Direniş ve ordu iç içe geçmiş durumda
Hizbullah'ın Lübnan Ordusu ile ilişkisine gelince, Afif bunun güçlü ve sağlam bir ilişki olduğunu vurgulayarak Hizbullah'ın altın denkleme inandığını söyledi: Ordu, Halk ve Direniş.
Direniş'in, ordunun ulusal toprak ve güvenliğin korunmasında oynadığı rolü takdir ettiğini belirtti.

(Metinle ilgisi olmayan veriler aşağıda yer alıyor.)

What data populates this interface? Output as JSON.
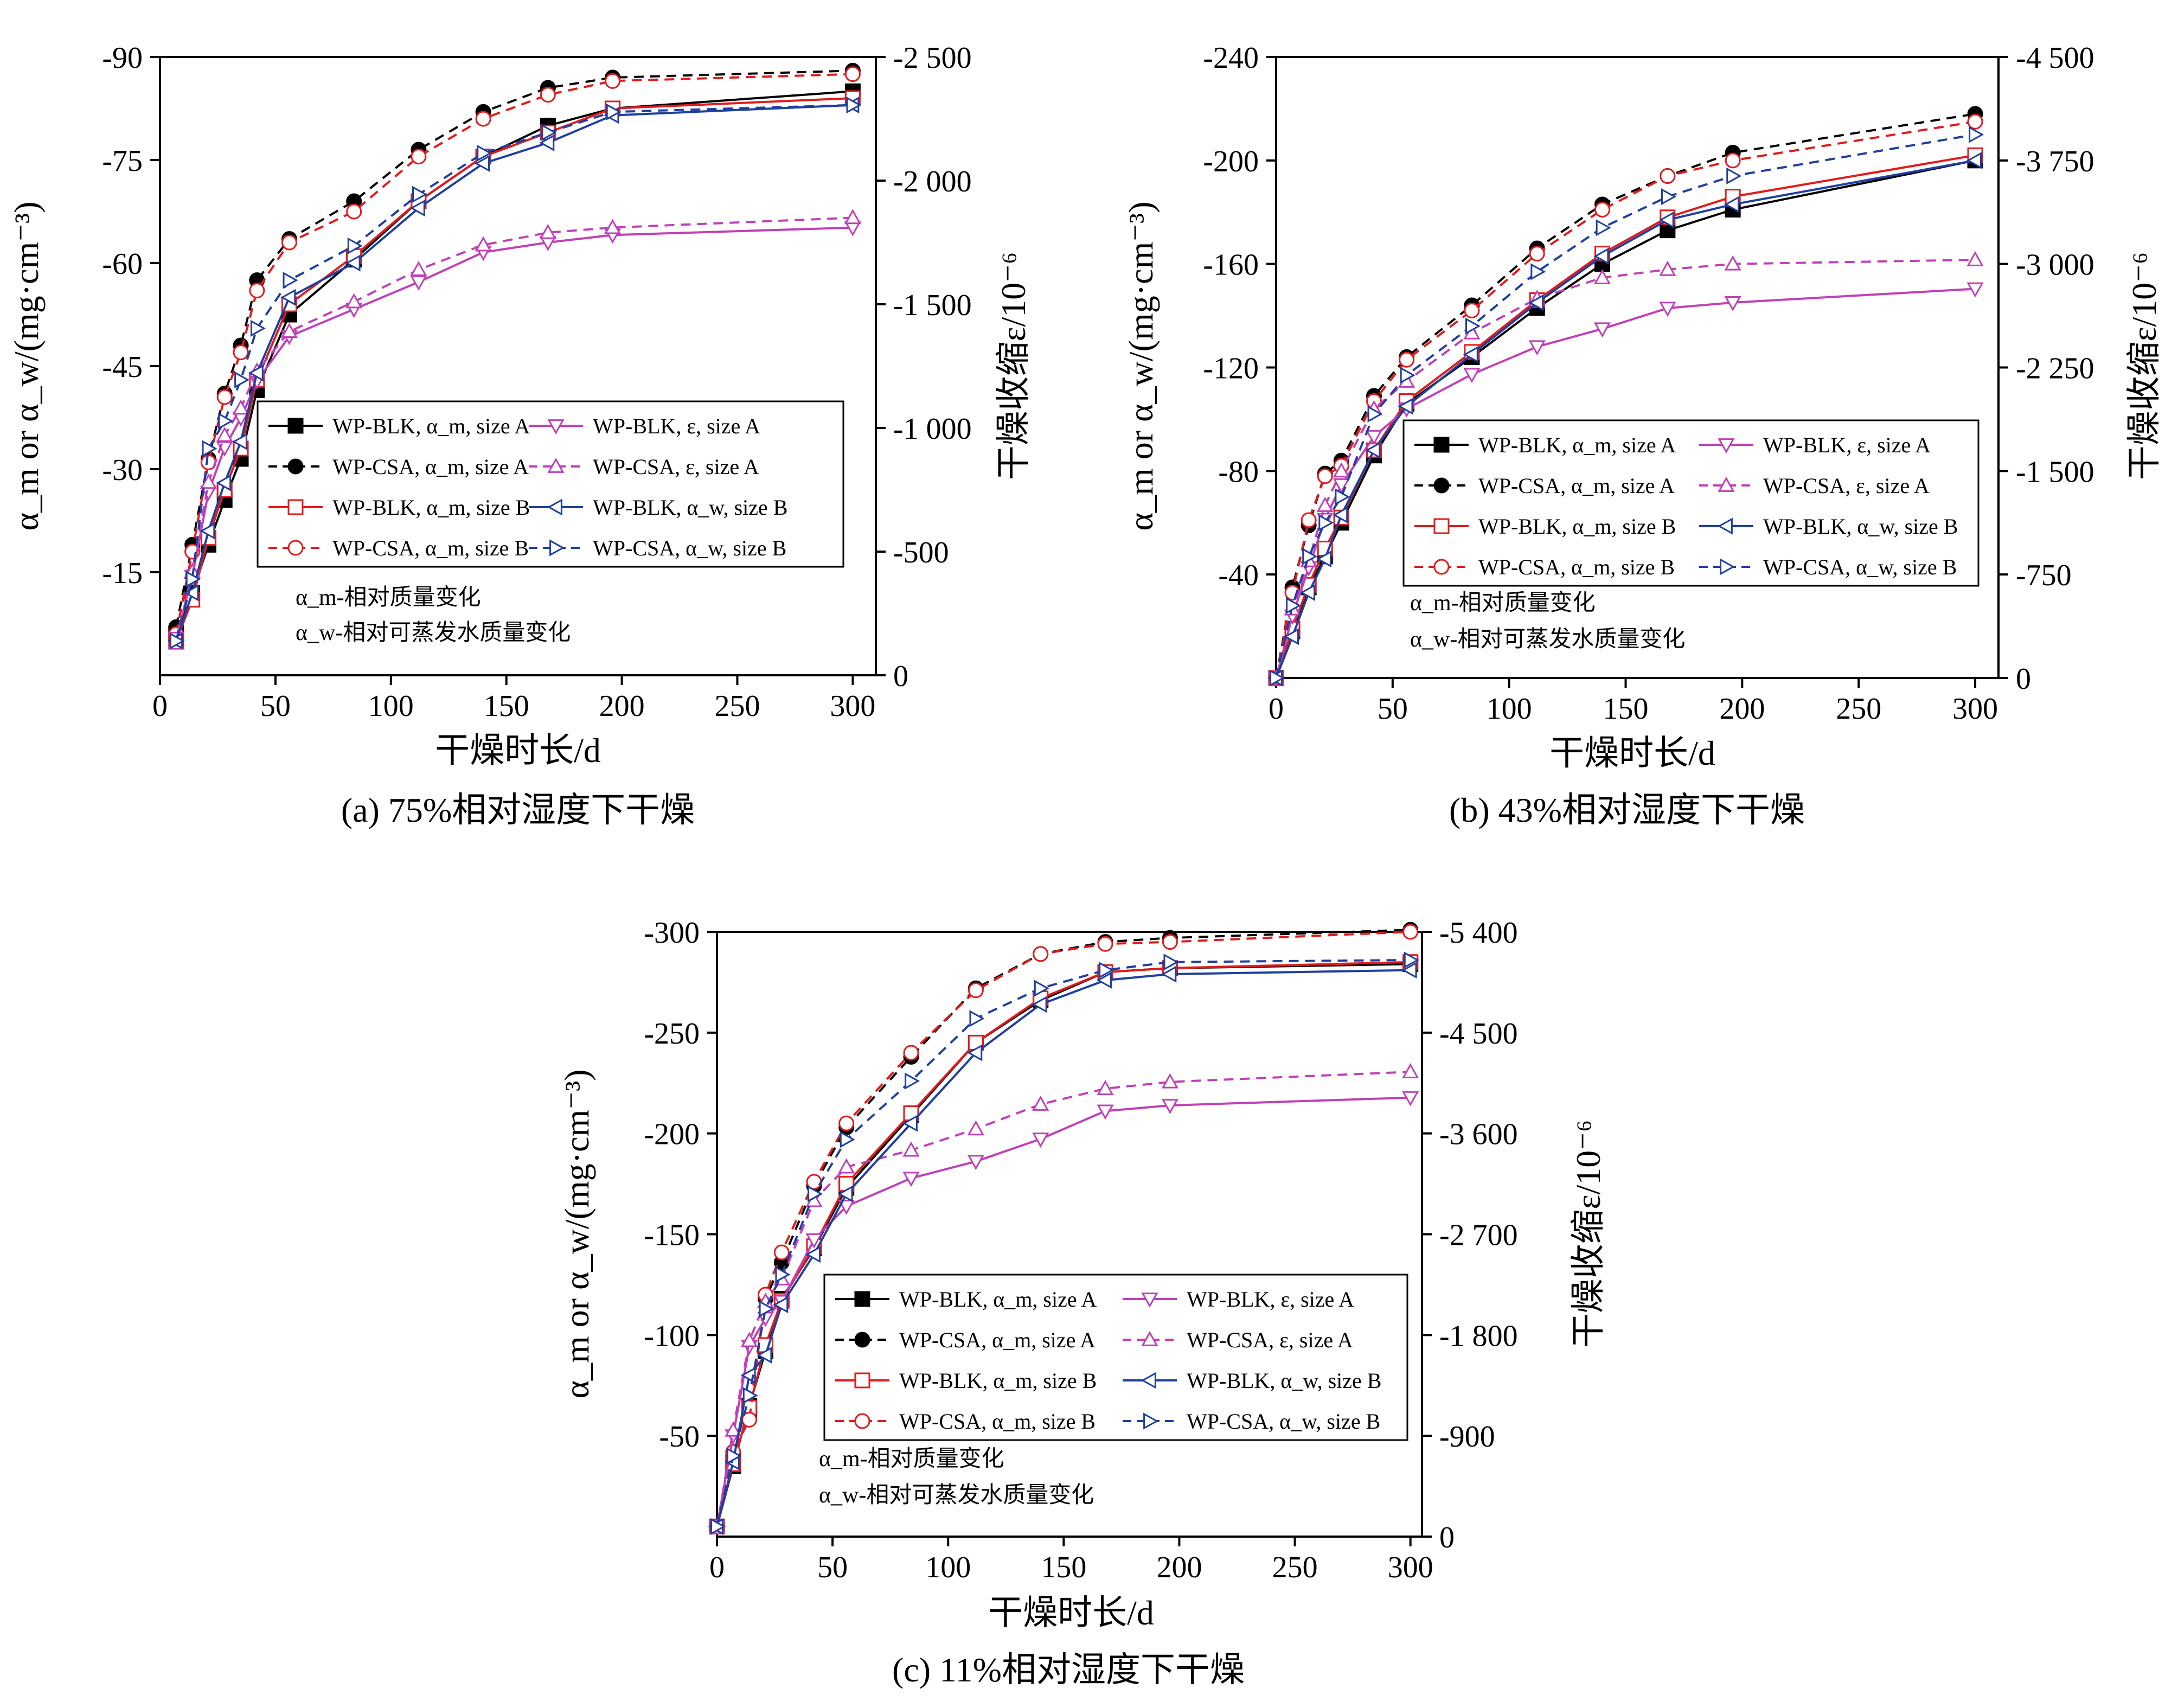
{
  "figure": {
    "xlabel": "干燥时长/d",
    "ylabel_left": "α_m or α_w/(mg·cm⁻³)",
    "ylabel_right": "干燥收缩ε/10⁻⁶",
    "notes": [
      "α_m-相对质量变化",
      "α_w-相对可蒸发水质量变化"
    ]
  },
  "series_styles": [
    {
      "name": "WP-BLK, α_m, size A",
      "color": "#000000",
      "dash": "solid",
      "marker": "square-filled"
    },
    {
      "name": "WP-CSA, α_m, size A",
      "color": "#000000",
      "dash": "dashed",
      "marker": "circle-filled"
    },
    {
      "name": "WP-BLK, α_m, size B",
      "color": "#e31a1c",
      "dash": "solid",
      "marker": "square-open"
    },
    {
      "name": "WP-CSA, α_m, size B",
      "color": "#e31a1c",
      "dash": "dashed",
      "marker": "circle-open"
    },
    {
      "name": "WP-BLK, ε, size A",
      "color": "#c040b8",
      "dash": "solid",
      "marker": "triangle-down-open"
    },
    {
      "name": "WP-CSA, ε, size A",
      "color": "#c040b8",
      "dash": "dashed",
      "marker": "triangle-up-open"
    },
    {
      "name": "WP-BLK, α_w, size B",
      "color": "#1f3f9f",
      "dash": "solid",
      "marker": "triangle-left-open"
    },
    {
      "name": "WP-CSA, α_w, size B",
      "color": "#1f3f9f",
      "dash": "dashed",
      "marker": "triangle-right-open"
    }
  ],
  "chart_data": [
    {
      "type": "line",
      "caption": "(a) 75%相对湿度下干燥",
      "x_ticks": [
        0,
        50,
        100,
        150,
        200,
        250,
        300
      ],
      "xlim": [
        0,
        310
      ],
      "y_left_ticks": [
        -90,
        -75,
        -60,
        -45,
        -30,
        -15
      ],
      "ylim_left": [
        0,
        -90
      ],
      "y_right_ticks": [
        -2500,
        -2000,
        -1500,
        -1000,
        -500,
        0
      ],
      "y_right_tick_labels": [
        "-2 500",
        "-2 000",
        "-1 500",
        "-1 000",
        "-500",
        "0"
      ],
      "ylim_right": [
        0,
        -2500
      ],
      "x": [
        7,
        14,
        21,
        28,
        35,
        42,
        56,
        84,
        112,
        140,
        168,
        196,
        300
      ],
      "series": [
        {
          "name": "WP-BLK, α_m, size A",
          "axis": "left",
          "values": [
            -6,
            -12,
            -19,
            -25.5,
            -31.5,
            -41.5,
            -52.5,
            -60.5,
            -69,
            -75.5,
            -80,
            -82.5,
            -85
          ]
        },
        {
          "name": "WP-CSA, α_m, size A",
          "axis": "left",
          "values": [
            -7,
            -19,
            -31.5,
            -41,
            -48,
            -57.5,
            -63.5,
            -69,
            -76.5,
            -82,
            -85.5,
            -87,
            -88
          ]
        },
        {
          "name": "WP-BLK, α_m, size B",
          "axis": "left",
          "values": [
            -5,
            -11,
            -20,
            -27,
            -33,
            -43,
            -54,
            -61,
            -69,
            -75.5,
            -79,
            -82.5,
            -84
          ]
        },
        {
          "name": "WP-CSA, α_m, size B",
          "axis": "left",
          "values": [
            -6,
            -18,
            -31,
            -40.5,
            -47,
            -56,
            -63,
            -67.5,
            -75.5,
            -81,
            -84.5,
            -86.5,
            -87.5
          ]
        },
        {
          "name": "WP-BLK, ε, size A",
          "axis": "right",
          "values": [
            -150,
            -400,
            -740,
            -920,
            -1040,
            -1190,
            -1370,
            -1480,
            -1590,
            -1710,
            -1750,
            -1780,
            -1810
          ]
        },
        {
          "name": "WP-CSA, ε, size A",
          "axis": "right",
          "values": [
            -130,
            -420,
            -780,
            -970,
            -1080,
            -1230,
            -1390,
            -1510,
            -1640,
            -1740,
            -1790,
            -1810,
            -1850
          ]
        },
        {
          "name": "WP-BLK, α_w, size B",
          "axis": "left",
          "values": [
            -5,
            -12,
            -21,
            -28,
            -34,
            -44,
            -55,
            -60,
            -68,
            -74.5,
            -77.5,
            -81.5,
            -83
          ]
        },
        {
          "name": "WP-CSA, α_w, size B",
          "axis": "left",
          "values": [
            -5,
            -14,
            -33,
            -37,
            -43,
            -50.5,
            -57.5,
            -62.5,
            -70,
            -76,
            -79,
            -82,
            -83
          ]
        }
      ]
    },
    {
      "type": "line",
      "caption": "(b) 43%相对湿度下干燥",
      "x_ticks": [
        0,
        50,
        100,
        150,
        200,
        250,
        300
      ],
      "xlim": [
        0,
        310
      ],
      "y_left_ticks": [
        -240,
        -200,
        -160,
        -120,
        -80,
        -40
      ],
      "ylim_left": [
        0,
        -240
      ],
      "y_right_ticks": [
        -4500,
        -3750,
        -3000,
        -2250,
        -1500,
        -750,
        0
      ],
      "y_right_tick_labels": [
        "-4 500",
        "-3 750",
        "-3 000",
        "-2 250",
        "-1 500",
        "-750",
        "0"
      ],
      "ylim_right": [
        0,
        -4500
      ],
      "x": [
        0,
        7,
        14,
        21,
        28,
        42,
        56,
        84,
        112,
        140,
        168,
        196,
        300
      ],
      "series": [
        {
          "name": "WP-BLK, α_m, size A",
          "axis": "left",
          "values": [
            0,
            -18,
            -35,
            -47,
            -60,
            -86,
            -106,
            -124,
            -143,
            -160,
            -173,
            -181,
            -200
          ]
        },
        {
          "name": "WP-CSA, α_m, size A",
          "axis": "left",
          "values": [
            0,
            -35,
            -59,
            -79,
            -84,
            -109,
            -124,
            -144,
            -166,
            -183,
            -194,
            -203,
            -218
          ]
        },
        {
          "name": "WP-BLK, α_m, size B",
          "axis": "left",
          "values": [
            0,
            -19,
            -36,
            -50,
            -62,
            -88,
            -107,
            -126,
            -146,
            -164,
            -178,
            -186,
            -202
          ]
        },
        {
          "name": "WP-CSA, α_m, size B",
          "axis": "left",
          "values": [
            0,
            -33,
            -61,
            -78,
            -82,
            -107,
            -123,
            -142,
            -164,
            -181,
            -194,
            -200,
            -215
          ]
        },
        {
          "name": "WP-BLK, ε, size A",
          "axis": "right",
          "values": [
            0,
            -450,
            -800,
            -1150,
            -1400,
            -1750,
            -1950,
            -2200,
            -2400,
            -2530,
            -2680,
            -2720,
            -2820
          ]
        },
        {
          "name": "WP-CSA, ε, size A",
          "axis": "right",
          "values": [
            0,
            -500,
            -850,
            -1250,
            -1500,
            -1950,
            -2150,
            -2500,
            -2750,
            -2900,
            -2960,
            -3000,
            -3030
          ]
        },
        {
          "name": "WP-BLK, α_w, size B",
          "axis": "left",
          "values": [
            0,
            -16,
            -33,
            -46,
            -63,
            -88,
            -105,
            -125,
            -145,
            -163,
            -177,
            -183,
            -200
          ]
        },
        {
          "name": "WP-CSA, α_w, size B",
          "axis": "left",
          "values": [
            0,
            -28,
            -47,
            -60,
            -70,
            -102,
            -117,
            -136,
            -157,
            -174,
            -186,
            -194,
            -210
          ]
        }
      ]
    },
    {
      "type": "line",
      "caption": "(c) 11%相对湿度下干燥",
      "x_ticks": [
        0,
        50,
        100,
        150,
        200,
        250,
        300
      ],
      "xlim": [
        0,
        305
      ],
      "y_left_ticks": [
        -300,
        -250,
        -200,
        -150,
        -100,
        -50
      ],
      "ylim_left": [
        0,
        -300
      ],
      "y_right_ticks": [
        -5400,
        -4500,
        -3600,
        -2700,
        -1800,
        -900,
        0
      ],
      "y_right_tick_labels": [
        "-5 400",
        "-4 500",
        "-3 600",
        "-2 700",
        "-1 800",
        "-900",
        "0"
      ],
      "ylim_right": [
        0,
        -5400
      ],
      "x": [
        0,
        7,
        14,
        21,
        28,
        42,
        56,
        84,
        112,
        140,
        168,
        196,
        300
      ],
      "series": [
        {
          "name": "WP-BLK, α_m, size A",
          "axis": "left",
          "values": [
            -5,
            -35,
            -65,
            -92,
            -118,
            -143,
            -173,
            -209,
            -245,
            -266,
            -280,
            -282,
            -284
          ]
        },
        {
          "name": "WP-CSA, α_m, size A",
          "axis": "left",
          "values": [
            -5,
            -40,
            -60,
            -118,
            -136,
            -174,
            -203,
            -238,
            -272,
            -289,
            -295,
            -297,
            -301
          ]
        },
        {
          "name": "WP-BLK, α_m, size B",
          "axis": "left",
          "values": [
            -5,
            -36,
            -64,
            -95,
            -117,
            -144,
            -175,
            -210,
            -245,
            -267,
            -280,
            -282,
            -285
          ]
        },
        {
          "name": "WP-CSA, α_m, size B",
          "axis": "left",
          "values": [
            -5,
            -42,
            -58,
            -120,
            -141,
            -176,
            -205,
            -240,
            -271,
            -289,
            -294,
            -295,
            -300
          ]
        },
        {
          "name": "WP-BLK, ε, size A",
          "axis": "right",
          "values": [
            -90,
            -900,
            -1700,
            -1950,
            -2100,
            -2650,
            -2950,
            -3200,
            -3350,
            -3550,
            -3800,
            -3850,
            -3920
          ]
        },
        {
          "name": "WP-CSA, ε, size A",
          "axis": "right",
          "values": [
            -80,
            -950,
            -1750,
            -2100,
            -2300,
            -3000,
            -3300,
            -3450,
            -3640,
            -3860,
            -4000,
            -4060,
            -4150
          ]
        },
        {
          "name": "WP-BLK, α_w, size B",
          "axis": "left",
          "values": [
            -5,
            -37,
            -80,
            -90,
            -115,
            -140,
            -170,
            -205,
            -240,
            -264,
            -276,
            -279,
            -281
          ]
        },
        {
          "name": "WP-CSA, α_w, size B",
          "axis": "left",
          "values": [
            -5,
            -40,
            -70,
            -113,
            -130,
            -170,
            -197,
            -226,
            -257,
            -272,
            -281,
            -285,
            -286
          ]
        }
      ]
    }
  ]
}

Hizbullah yetkilisi ayrıca, Ayterun'da İsrail işgal güçleri tarafından öldürülen Binbaşı Muhammed Ferhat'ı da saygıyla andı.

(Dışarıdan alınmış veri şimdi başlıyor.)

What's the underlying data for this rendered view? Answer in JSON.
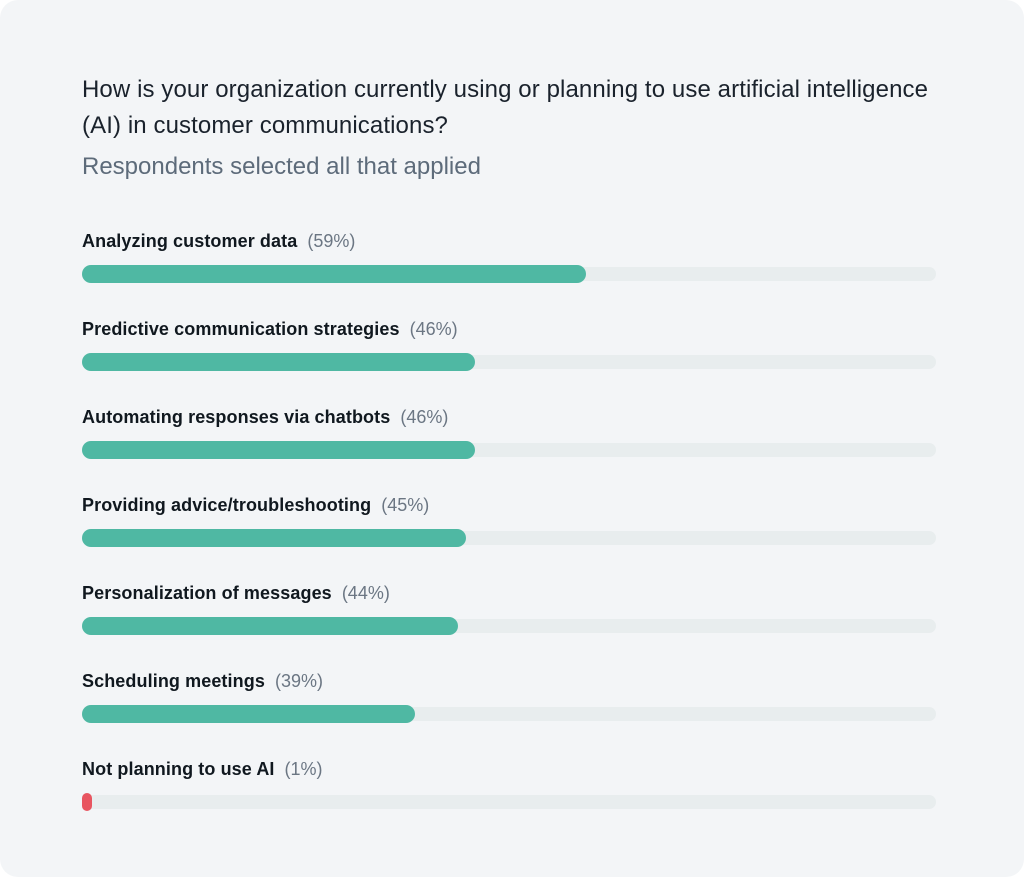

Ayrıca Lübnan ordusunu Direniş’e karşı kışkırtmaya çalışanları, iç savaş sırasında orduyla savaşan ve orduyu katledenleri eleştirerek “Ordu ve Direniş arasındaki bağı asla koparamayacaklarının” altını çizdi. Devamında, “Her ikisi de kendi yöntemleriyle ve kendi yetenekleriyle Lübnan'ı ve Lübnan halkını savunma savaşının merkezinde yer almaktadır.” dedi.
Afif ayrıca, Siyonist provokasyonlara yanıt olarak Amsterdam'da düzenlenen işgali kınayan protesto gösterilerini de övdü. Siyonizm’i korumak için ifade özgürlüğünü susturmaya ve bastırmaya çalışan uluslararası çabaları da kınayan Afif, Amsterdam’da İsrail saldırganlığını protesto eden küresel halk hareketinin İsrail'in izole edildiğinin kanıtı olduğunu söyledi.
Şehit Seyyid Nasrullah ebediyete kadar yaşayacak
Şehitler Günü'nü anan Afif, bu günün gerçek anlamda kutlanmasının “savaş ve cihat meydanlarında zafere ulaşmaktan geçtiğini” söyledi.
Hizbullah'ın, Seyyidü’ş-Şüheda Külliyesi'nde ilk kez şehit Seyyid Hasan Nasrullah olmadan bir etkinlik düzenlediğini ve ilk kez Şehitler Günü'nü Nasrullah'ın olmadığı bir konferansta andığını belirtti.
Afif sözlerine şöyle devam etti: “Bedeni hâlâ liderlik ettiği ve sembolize ettiği bir savaşta zorla ve acıyla alınmış olsa da o, methettiği, yasını tuttuğu ve ailelerini tüm şefkati ve sıcaklığıyla teselli ettiği şehitlerde yaşamaya devam ediyor.”
Afif sözlerini şöyle sonlandırdı: “Seyyid [Nasrullah] tek bir adamda vücut bulmuş bir ulustu, eşsiz ve benzersizdi.”